Reference
Lenhard, W., & Lenhard, A. (2021). Improvement of Norm Score Quality via Regression-Based Continuous Norming. Educational and Psychological Measurement, 81(2), 229-261. https://doi.org/10.1177/0013164420928457
Review
In their article, Lenhard and Lenhard (2021) compared semiparametric continuous norming (SPCN) with conventional norming methods to improve the quality of norm scores in psychometric tests. The authors simulated test scales with varying item numbers and difficulties and used random samples to model norm scores through either conventional ranking procedures or SPCN. Cross-validation and error measures were computed using a representative sample of 840,000 individuals.

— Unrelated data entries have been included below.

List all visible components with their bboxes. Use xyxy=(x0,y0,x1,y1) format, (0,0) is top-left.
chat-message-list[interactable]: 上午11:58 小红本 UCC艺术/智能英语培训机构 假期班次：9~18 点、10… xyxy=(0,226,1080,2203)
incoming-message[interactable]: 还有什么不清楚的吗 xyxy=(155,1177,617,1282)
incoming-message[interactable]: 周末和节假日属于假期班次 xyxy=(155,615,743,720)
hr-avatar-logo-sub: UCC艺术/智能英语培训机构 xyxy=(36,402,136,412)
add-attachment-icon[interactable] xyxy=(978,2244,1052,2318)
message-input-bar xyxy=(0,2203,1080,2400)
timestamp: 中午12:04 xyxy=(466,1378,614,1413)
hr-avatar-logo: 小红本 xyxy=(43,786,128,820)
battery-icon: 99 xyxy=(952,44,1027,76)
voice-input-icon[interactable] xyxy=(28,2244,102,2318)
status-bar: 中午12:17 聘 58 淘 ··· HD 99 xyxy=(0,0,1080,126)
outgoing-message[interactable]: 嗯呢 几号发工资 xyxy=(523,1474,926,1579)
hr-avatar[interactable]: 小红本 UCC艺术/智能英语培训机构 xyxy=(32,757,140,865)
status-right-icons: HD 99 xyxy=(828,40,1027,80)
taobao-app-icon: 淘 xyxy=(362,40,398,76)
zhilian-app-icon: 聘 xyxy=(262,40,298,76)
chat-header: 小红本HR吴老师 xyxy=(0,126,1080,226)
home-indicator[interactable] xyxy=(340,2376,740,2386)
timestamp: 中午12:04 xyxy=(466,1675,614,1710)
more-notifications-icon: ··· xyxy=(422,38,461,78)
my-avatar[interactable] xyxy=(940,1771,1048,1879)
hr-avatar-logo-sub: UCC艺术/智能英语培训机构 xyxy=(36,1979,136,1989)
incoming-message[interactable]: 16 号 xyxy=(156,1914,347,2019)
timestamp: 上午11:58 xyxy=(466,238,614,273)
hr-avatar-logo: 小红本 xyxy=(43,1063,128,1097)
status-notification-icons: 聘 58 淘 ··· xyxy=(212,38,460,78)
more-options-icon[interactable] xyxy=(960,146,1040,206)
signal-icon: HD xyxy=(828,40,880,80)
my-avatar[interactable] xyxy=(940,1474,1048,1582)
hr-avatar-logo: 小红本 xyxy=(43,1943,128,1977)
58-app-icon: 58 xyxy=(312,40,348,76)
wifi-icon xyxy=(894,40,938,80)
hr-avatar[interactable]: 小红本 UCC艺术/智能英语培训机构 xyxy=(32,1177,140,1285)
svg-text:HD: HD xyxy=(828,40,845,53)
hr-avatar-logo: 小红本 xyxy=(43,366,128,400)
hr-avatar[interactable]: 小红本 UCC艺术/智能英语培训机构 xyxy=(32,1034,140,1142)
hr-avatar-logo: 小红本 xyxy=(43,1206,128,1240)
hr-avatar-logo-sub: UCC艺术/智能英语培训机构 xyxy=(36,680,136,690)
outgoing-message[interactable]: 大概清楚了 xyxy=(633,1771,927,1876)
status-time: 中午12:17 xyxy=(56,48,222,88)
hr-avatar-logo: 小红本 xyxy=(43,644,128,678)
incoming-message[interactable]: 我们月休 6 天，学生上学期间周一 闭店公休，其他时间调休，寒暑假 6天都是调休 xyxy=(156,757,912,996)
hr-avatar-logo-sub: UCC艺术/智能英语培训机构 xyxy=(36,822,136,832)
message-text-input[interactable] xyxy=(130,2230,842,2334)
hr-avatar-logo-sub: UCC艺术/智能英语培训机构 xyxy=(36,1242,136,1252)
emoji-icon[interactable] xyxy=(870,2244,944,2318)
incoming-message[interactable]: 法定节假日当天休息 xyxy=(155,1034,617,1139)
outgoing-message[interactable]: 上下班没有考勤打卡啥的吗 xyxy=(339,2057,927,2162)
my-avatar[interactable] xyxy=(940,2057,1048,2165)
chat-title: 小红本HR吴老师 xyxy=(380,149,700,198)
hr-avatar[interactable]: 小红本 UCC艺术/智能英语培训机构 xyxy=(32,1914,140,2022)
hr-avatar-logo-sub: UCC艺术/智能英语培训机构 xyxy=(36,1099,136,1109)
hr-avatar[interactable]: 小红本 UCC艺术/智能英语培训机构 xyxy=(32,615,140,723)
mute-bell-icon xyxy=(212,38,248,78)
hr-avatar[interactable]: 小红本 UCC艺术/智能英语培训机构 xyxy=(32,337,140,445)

The results indicated that both approaches benefitted from an increase in sample size, but SPCN achieved optimal results with smaller samples compared to conventional norming. Furthermore, conventional norming performed worse in terms of data fit, age-related errors, and missing values in norm tables. The authors questioned the general recommendations for sample sizes in test norming due to the varying data fit in conventional norming with fixed subsample sizes.
Lenhard and Lenhard (2021) concluded that test norms should be based on statistical models of raw score distributions rather than simply compiling norm tables via conventional ranking procedures. This study highlights the potential for SPCN to improve norm score quality in psychometric testing, which may lead to better interpretation and utility of test results in educational and psychological settings.